The simplest way to cross that chasm above is through the interface. An average person — lifestyle and intellect — needs to be able to look at your product or device and basically say, “Oh, OK, I do this and then this happens.” And it should be pretty and sleek and basic. This is also, in essence, why we think Steve Jobs is a genius. He (and Jonathan Ive) did that better than almost anyone. Now they’re all billionaires (or dead).
You see sometimes the idea that in the future, all CEOs will really be “designer-in-chiefs,” and that might be true. Design and experience are very important in terms of taking an idea from “used well-enough by thousands of people” to “demanded by millions of people.” You could argue it’s the most important factor. I still personally think it’s not there yet; I think seed money investors still probably look at financials the closest. That said, you don’t get the early financials and user base without good interface. It’s kind of the first brick in the building in many ways, and if that brick is secure, maybe the building can soar. Goddamn, my metaphors are terrible.

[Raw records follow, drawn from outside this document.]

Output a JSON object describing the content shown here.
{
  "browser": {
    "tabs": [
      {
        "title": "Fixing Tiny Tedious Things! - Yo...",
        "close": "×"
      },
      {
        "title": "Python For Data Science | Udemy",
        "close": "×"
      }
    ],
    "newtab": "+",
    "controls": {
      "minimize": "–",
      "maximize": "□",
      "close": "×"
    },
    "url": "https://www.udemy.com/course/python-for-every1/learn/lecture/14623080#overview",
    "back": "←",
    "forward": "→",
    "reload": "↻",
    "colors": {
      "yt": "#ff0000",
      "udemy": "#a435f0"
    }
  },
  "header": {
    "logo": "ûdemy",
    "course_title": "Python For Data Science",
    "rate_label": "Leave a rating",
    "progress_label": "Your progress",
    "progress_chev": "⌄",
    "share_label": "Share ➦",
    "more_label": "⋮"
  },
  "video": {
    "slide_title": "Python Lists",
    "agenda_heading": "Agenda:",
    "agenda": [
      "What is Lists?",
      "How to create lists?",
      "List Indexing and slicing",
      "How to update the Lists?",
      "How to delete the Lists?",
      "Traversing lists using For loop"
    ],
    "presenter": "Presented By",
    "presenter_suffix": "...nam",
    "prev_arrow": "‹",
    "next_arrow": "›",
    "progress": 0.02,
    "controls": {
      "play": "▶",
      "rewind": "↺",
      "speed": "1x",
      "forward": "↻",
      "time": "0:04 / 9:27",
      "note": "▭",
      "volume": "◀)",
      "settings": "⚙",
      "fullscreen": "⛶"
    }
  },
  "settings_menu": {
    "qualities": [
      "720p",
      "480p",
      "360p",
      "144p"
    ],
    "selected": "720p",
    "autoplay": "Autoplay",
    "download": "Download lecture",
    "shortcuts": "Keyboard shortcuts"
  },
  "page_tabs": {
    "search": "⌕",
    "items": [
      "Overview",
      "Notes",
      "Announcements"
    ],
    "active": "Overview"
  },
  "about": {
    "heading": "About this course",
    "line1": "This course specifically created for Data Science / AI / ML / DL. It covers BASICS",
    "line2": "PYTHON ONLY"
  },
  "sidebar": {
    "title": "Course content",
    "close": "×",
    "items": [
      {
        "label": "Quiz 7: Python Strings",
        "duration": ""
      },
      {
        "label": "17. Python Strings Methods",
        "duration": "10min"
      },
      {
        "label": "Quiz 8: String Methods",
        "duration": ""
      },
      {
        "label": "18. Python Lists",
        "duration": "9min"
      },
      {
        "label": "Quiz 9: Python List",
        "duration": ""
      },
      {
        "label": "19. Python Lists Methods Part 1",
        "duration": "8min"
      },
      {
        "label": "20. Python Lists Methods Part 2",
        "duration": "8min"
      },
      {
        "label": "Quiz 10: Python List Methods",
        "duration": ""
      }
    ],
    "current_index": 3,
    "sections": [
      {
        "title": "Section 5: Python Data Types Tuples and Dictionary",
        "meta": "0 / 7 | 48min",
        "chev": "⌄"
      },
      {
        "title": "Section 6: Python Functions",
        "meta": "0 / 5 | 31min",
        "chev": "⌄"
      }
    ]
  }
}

Here’s the final, ironic part of all this: a lot of times at work if you work on a project that has visual or design components (as many things do), middle managers will tell you, “Make it flashy!” or “Make it sing!” People love the big flash and colors and random shit that slides in and all that. In reality, that’s horribly wrong. If you want to make money off something — which is the goal of most people — then you actually need to make it pretty simple, mundane and almost boring, because that’s how it will end up being used by the most people.